Marie Kondo erlebt gerade mit ihrer Aufräumshow auf Netflix einen großen Hype. Was halten Sie von ihren Methoden?
Ich bin ein Fan, weil es bei Kondo nicht primär ums Wegschmeißen geht. Im Mittelpunkt steht das Prinzip: Behalte nur, was dich glücklich macht und dich als Persönlichkeit stärkt. Kein Gegenstand ist zufällig in unser Leben gekommen, jedes Ding erzählt eine Geschichte. Und mit der Methode von Kondo können wir diese Geschichte abschließen. Die Frage ist aber auch: Wie setzen wir uns selbst Grenzen? Es kann nicht immer weiter gehen mit unseren Besitztümern. Denn viele Dinge sind Mieter, die keine Miete zahlen. Wir müssen wieder hin zu mehr freier Selbstbeschränkung.
Dr. Sabine Bobert ist Professorin für Praktische Theologie an der Christian-Albrechts-Universität zu Kiel. In ihrer Arbeit beschäftigt sie sich neben Mystik und Spiritualität unter anderem auch mit Meditationsforschung. Seit 2005 untersucht sie Minimalismus und wohnt seit etwa einem Jahr selbst nach minimalistischen Grundsätzen.

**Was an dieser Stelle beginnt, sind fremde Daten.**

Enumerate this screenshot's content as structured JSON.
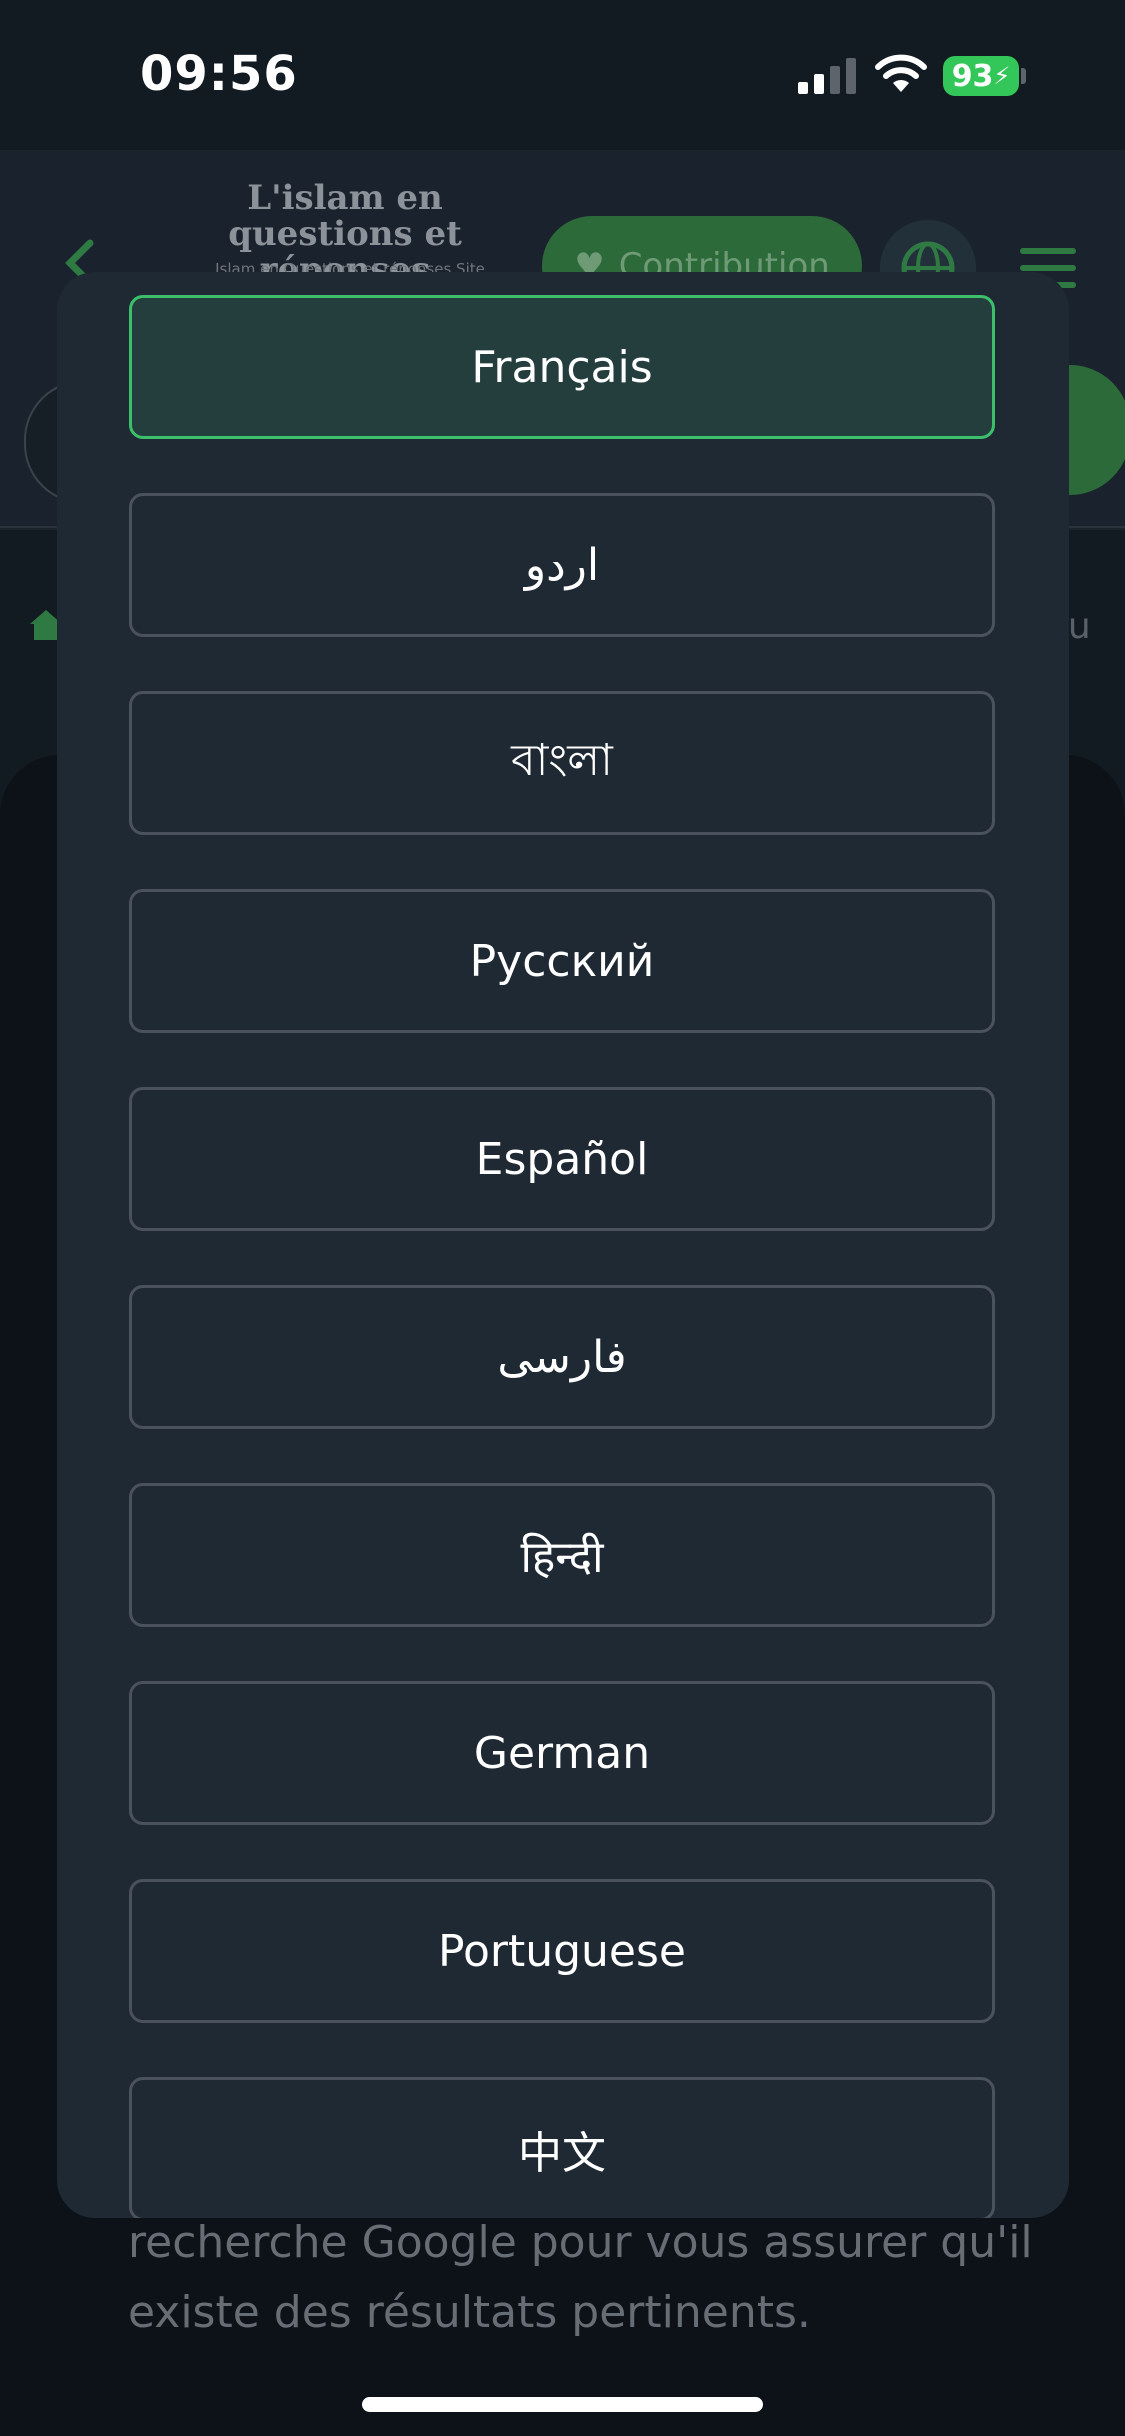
{
  "status_bar": {
    "time": "09:56",
    "battery": "93",
    "icons": [
      "signal-icon",
      "wifi-icon",
      "battery-charging-icon"
    ]
  },
  "background_page": {
    "logo_title": "L'islam en questions et réponses",
    "logo_subtitle": "Islam en Questions et réponses Site",
    "contribution_label": "Contribution",
    "breadcrumb_text": "qu",
    "body_text": "recherche Google pour vous assurer qu'il existe des résultats pertinents.",
    "icons": [
      "back-chevron-icon",
      "heart-hand-icon",
      "globe-icon",
      "menu-icon",
      "home-icon"
    ]
  },
  "language_modal": {
    "selected": "Français",
    "options": [
      "Français",
      "اردو",
      "বাংলা",
      "Русский",
      "Español",
      "فارسی",
      "हिन्दी",
      "German",
      "Portuguese",
      "中文"
    ]
  },
  "colors": {
    "accent_green": "#3cbf6a",
    "modal_bg": "#1f2933",
    "selected_bg": "#243e3e",
    "option_border": "#4a535d"
  }
}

Ist Minimalismus also nur Verzicht?
Ich definiere Minimalismus als Fokussierung auf das, was uns wirklich glücklich macht und uns in der Wesensentfaltung als Menschen hilft. Für mich ist Minimalismus wie ein Einstrudeln, ein Einrollen und Besinnen: Wir sammeln unsere Energie. Das Gegenteil davon, der Maximalismus, wäre hingegen eine Explosion: Eine kurzzeitige Energiegewinnung, die aber Zerstörung hinterlässt. Statt sich davon leiten zu lassen, was Sie etwa laut Werbung kaufen oder besitzen müssen, stellen Sie sich die Frage: Was ist wichtig und wesentlich für mich?
Wie kann ein Einstieg in den Minimalismus aussehen?

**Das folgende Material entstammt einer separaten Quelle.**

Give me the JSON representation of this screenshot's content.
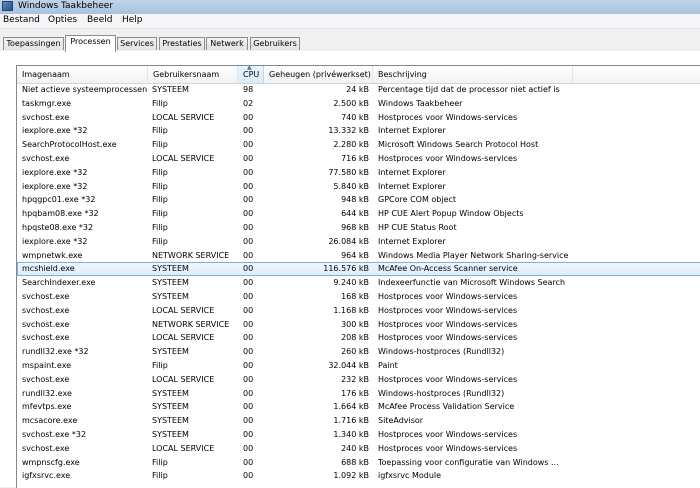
{
  "window": {
    "title": "Windows Taakbeheer"
  },
  "menu": [
    "Bestand",
    "Opties",
    "Beeld",
    "Help"
  ],
  "tabs": [
    {
      "label": "Toepassingen",
      "active": false
    },
    {
      "label": "Processen",
      "active": true
    },
    {
      "label": "Services",
      "active": false
    },
    {
      "label": "Prestaties",
      "active": false
    },
    {
      "label": "Netwerk",
      "active": false
    },
    {
      "label": "Gebruikers",
      "active": false
    }
  ],
  "columns": {
    "name": "Imagenaam",
    "user": "Gebruikersnaam",
    "cpu": "CPU",
    "memory": "Geheugen (privéwerkset)",
    "description": "Beschrijving"
  },
  "sorted_column": "cpu",
  "rows": [
    {
      "name": "Niet actieve systeemprocessen",
      "user": "SYSTEEM",
      "cpu": "98",
      "memory": "24 kB",
      "description": "Percentage tijd dat de processor niet actief is"
    },
    {
      "name": "taskmgr.exe",
      "user": "Filip",
      "cpu": "02",
      "memory": "2.500 kB",
      "description": "Windows Taakbeheer"
    },
    {
      "name": "svchost.exe",
      "user": "LOCAL SERVICE",
      "cpu": "00",
      "memory": "740 kB",
      "description": "Hostproces voor Windows-services"
    },
    {
      "name": "iexplore.exe *32",
      "user": "Filip",
      "cpu": "00",
      "memory": "13.332 kB",
      "description": "Internet Explorer"
    },
    {
      "name": "SearchProtocolHost.exe",
      "user": "Filip",
      "cpu": "00",
      "memory": "2.280 kB",
      "description": "Microsoft Windows Search Protocol Host"
    },
    {
      "name": "svchost.exe",
      "user": "LOCAL SERVICE",
      "cpu": "00",
      "memory": "716 kB",
      "description": "Hostproces voor Windows-services"
    },
    {
      "name": "iexplore.exe *32",
      "user": "Filip",
      "cpu": "00",
      "memory": "77.580 kB",
      "description": "Internet Explorer"
    },
    {
      "name": "iexplore.exe *32",
      "user": "Filip",
      "cpu": "00",
      "memory": "5.840 kB",
      "description": "Internet Explorer"
    },
    {
      "name": "hpqgpc01.exe *32",
      "user": "Filip",
      "cpu": "00",
      "memory": "948 kB",
      "description": "GPCore COM object"
    },
    {
      "name": "hpqbam08.exe *32",
      "user": "Filip",
      "cpu": "00",
      "memory": "644 kB",
      "description": "HP CUE Alert Popup Window Objects"
    },
    {
      "name": "hpqste08.exe *32",
      "user": "Filip",
      "cpu": "00",
      "memory": "968 kB",
      "description": "HP CUE Status Root"
    },
    {
      "name": "iexplore.exe *32",
      "user": "Filip",
      "cpu": "00",
      "memory": "26.084 kB",
      "description": "Internet Explorer"
    },
    {
      "name": "wmpnetwk.exe",
      "user": "NETWORK SERVICE",
      "cpu": "00",
      "memory": "964 kB",
      "description": "Windows Media Player Network Sharing-service"
    },
    {
      "name": "mcshield.exe",
      "user": "SYSTEEM",
      "cpu": "00",
      "memory": "116.576 kB",
      "description": "McAfee On-Access Scanner service",
      "selected": true
    },
    {
      "name": "SearchIndexer.exe",
      "user": "SYSTEEM",
      "cpu": "00",
      "memory": "9.240 kB",
      "description": "Indexeerfunctie van Microsoft Windows Search"
    },
    {
      "name": "svchost.exe",
      "user": "SYSTEEM",
      "cpu": "00",
      "memory": "168 kB",
      "description": "Hostproces voor Windows-services"
    },
    {
      "name": "svchost.exe",
      "user": "LOCAL SERVICE",
      "cpu": "00",
      "memory": "1.168 kB",
      "description": "Hostproces voor Windows-services"
    },
    {
      "name": "svchost.exe",
      "user": "NETWORK SERVICE",
      "cpu": "00",
      "memory": "300 kB",
      "description": "Hostproces voor Windows-services"
    },
    {
      "name": "svchost.exe",
      "user": "LOCAL SERVICE",
      "cpu": "00",
      "memory": "208 kB",
      "description": "Hostproces voor Windows-services"
    },
    {
      "name": "rundll32.exe *32",
      "user": "SYSTEEM",
      "cpu": "00",
      "memory": "260 kB",
      "description": "Windows-hostproces (Rundll32)"
    },
    {
      "name": "mspaint.exe",
      "user": "Filip",
      "cpu": "00",
      "memory": "32.044 kB",
      "description": "Paint"
    },
    {
      "name": "svchost.exe",
      "user": "LOCAL SERVICE",
      "cpu": "00",
      "memory": "232 kB",
      "description": "Hostproces voor Windows-services"
    },
    {
      "name": "rundll32.exe",
      "user": "SYSTEEM",
      "cpu": "00",
      "memory": "176 kB",
      "description": "Windows-hostproces (Rundll32)"
    },
    {
      "name": "mfevtps.exe",
      "user": "SYSTEEM",
      "cpu": "00",
      "memory": "1.664 kB",
      "description": "McAfee Process Validation Service"
    },
    {
      "name": "mcsacore.exe",
      "user": "SYSTEEM",
      "cpu": "00",
      "memory": "1.716 kB",
      "description": "SiteAdvisor"
    },
    {
      "name": "svchost.exe *32",
      "user": "SYSTEEM",
      "cpu": "00",
      "memory": "1.340 kB",
      "description": "Hostproces voor Windows-services"
    },
    {
      "name": "svchost.exe",
      "user": "LOCAL SERVICE",
      "cpu": "00",
      "memory": "240 kB",
      "description": "Hostproces voor Windows-services"
    },
    {
      "name": "wmpnscfg.exe",
      "user": "Filip",
      "cpu": "00",
      "memory": "688 kB",
      "description": "Toepassing voor configuratie van Windows ..."
    },
    {
      "name": "igfxsrvc.exe",
      "user": "Filip",
      "cpu": "00",
      "memory": "1.092 kB",
      "description": "igfxsrvc Module"
    }
  ]
}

Es beginnt im Geist. Statt hunderttausend Sachen parallel zu machen, fokussiere ich mich im Geist auf eine Sache. Multitasking raubt uns Energie. Ich erforsche, was meine Motivation und meine Beweggründe sind. Nach dieser Klärung des Geistes kann man sich Bereiche im eigenen Leben ansehen, etwa Kleidung, Essen und Einrichtung. Ich habe festgestellt, dass Essen ganz oft eine Ersatzbefriedigung ist, dass wir aus anderen Gründen essen als Hunger. Wenn Sie sich bewusst werden, was Sie wirklich brauchen, dann ist das Entrümpeln kein Verzicht, sondern eine Maximierung. Sie haben mehr Zeit für sich und sind glücklicher. Denn wie Marie Kondo sagt: Es ist ein Glücksgefühl, wenn man Schubladen öffnet und nur umgeben ist, von Sachen, die man liebt.
Warum fällt Menschen das Loslassen von Besitz so schwer?

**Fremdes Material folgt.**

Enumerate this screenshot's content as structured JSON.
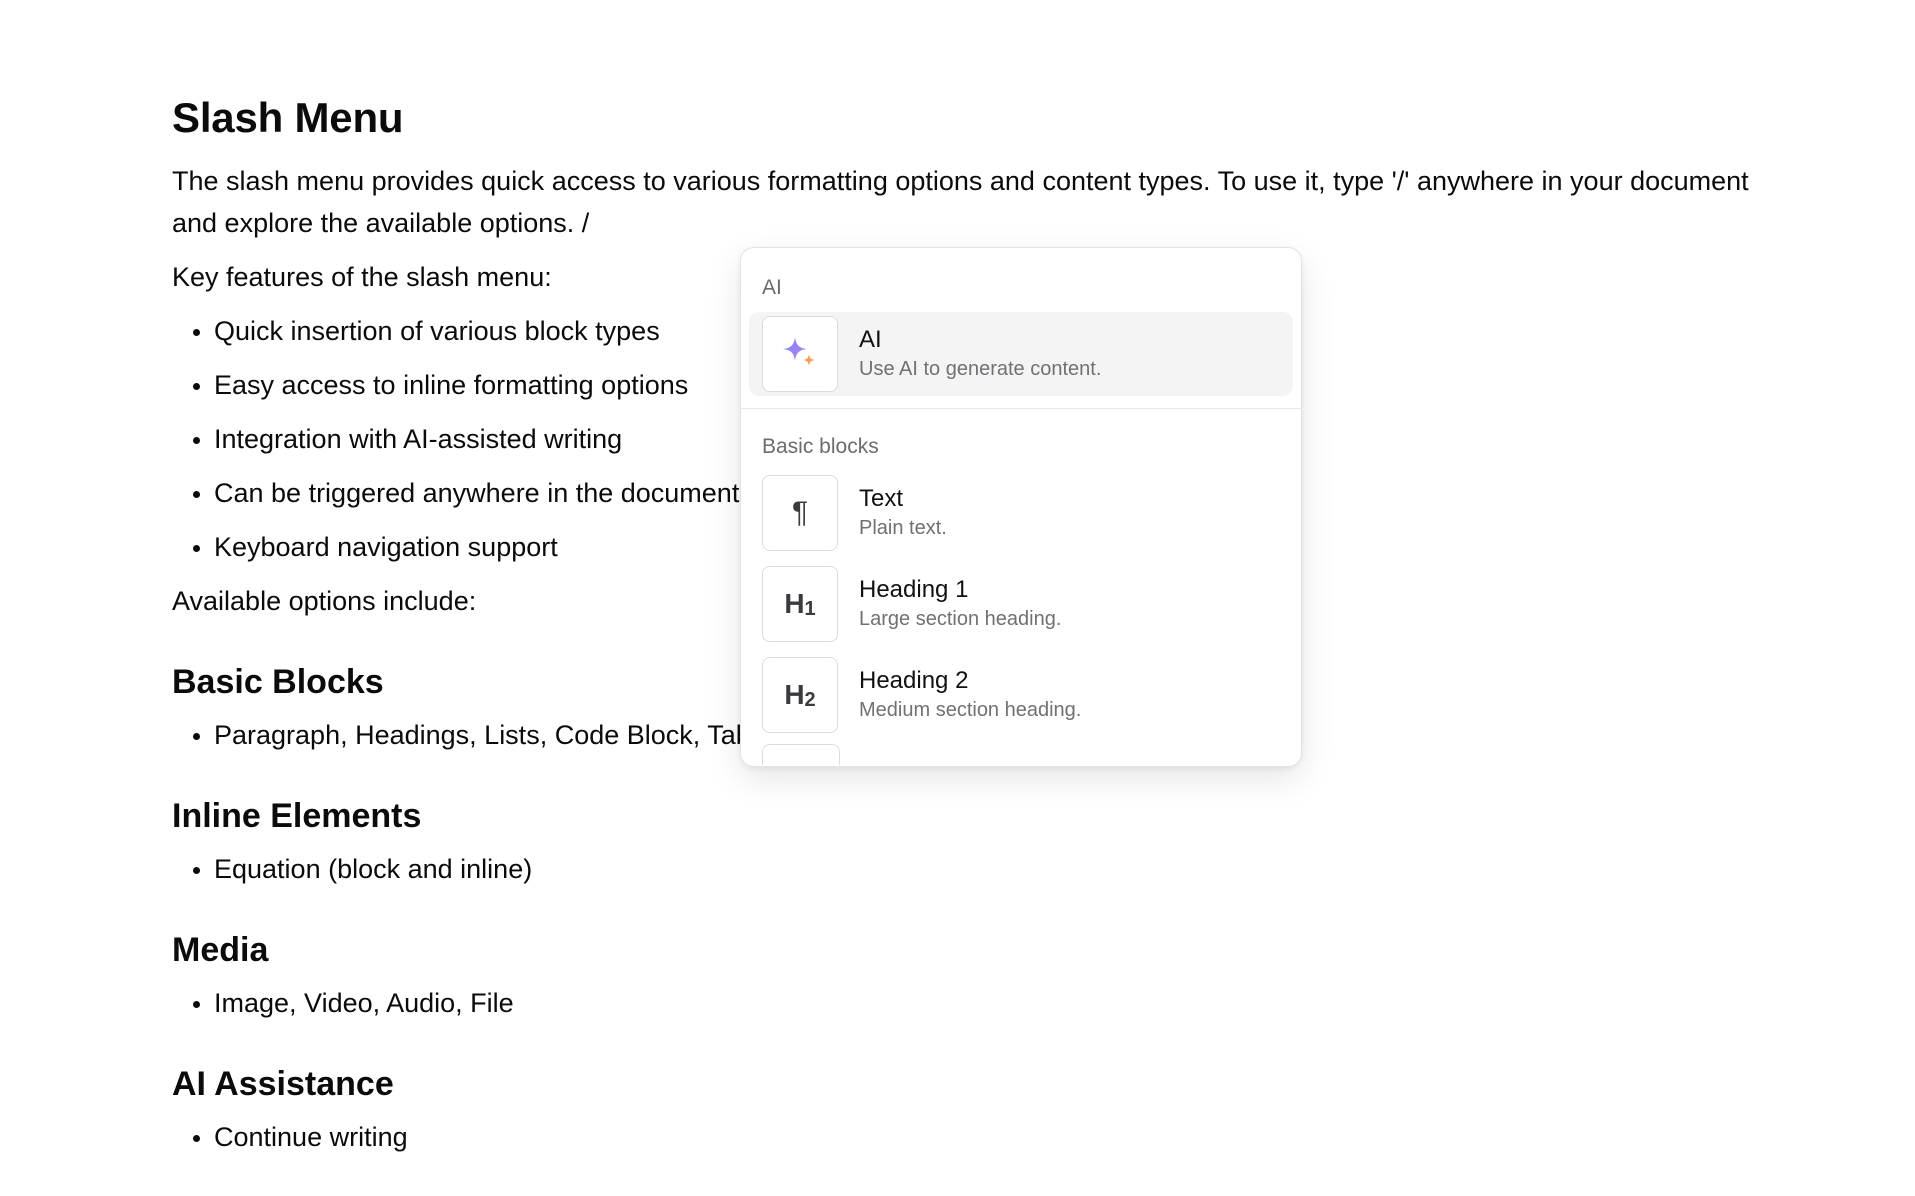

In erster Linie ist es Angst. Je mehr jemand Angst hat, desto mehr klammert derjenige sich an Besitz. Wir nutzen unsere Besitztümer dann als Schutz. Mein erster Rat ist deshalb: Bauen Sie Selbstbewusstsein auf. Je besser Sie wissen, wer Sie sind und was Sie wert sind, desto besser können Sie Ersatzbefriedigungen und Besitz loslassen.
Steigert sich die Angst nicht, wenn man plötzlich weniger besitzt?
Besitz bedeutet auch Verpflichtungen. Sie müssen sich um Ihre Dinge kümmern, sie pflegen und sie in Ordnung halten. Wenn Sie weniger besitzen, haben Sie mehr Zeit für andere Sachen. Ihre Beziehungen werden etwa wichtiger. Die Angst weicht nach und nach einem Grundvertrauen, das auf einer Erkenntnis fußt: Die Antwort auf Furcht ist nicht mehr Kontrolle und mehr Besitz, sondern Handlungsfähigkeit. Das zeigt sich am besten in unserem Umgang mit der Natur: Statt sich vor ihr zu fürchten und sich vor ihr mit Hilfsmitteln abzuschotten, lernen wir durch den Minimalismus uns selbst zu vertrauen. So kommen wir auch in der Natur besser zurecht.
Sie haben angesprochen, dass Beziehungen wichtiger werden. Hat Minimalismus nur positive Wirkungen auf zwischenmenschliche Beziehungen?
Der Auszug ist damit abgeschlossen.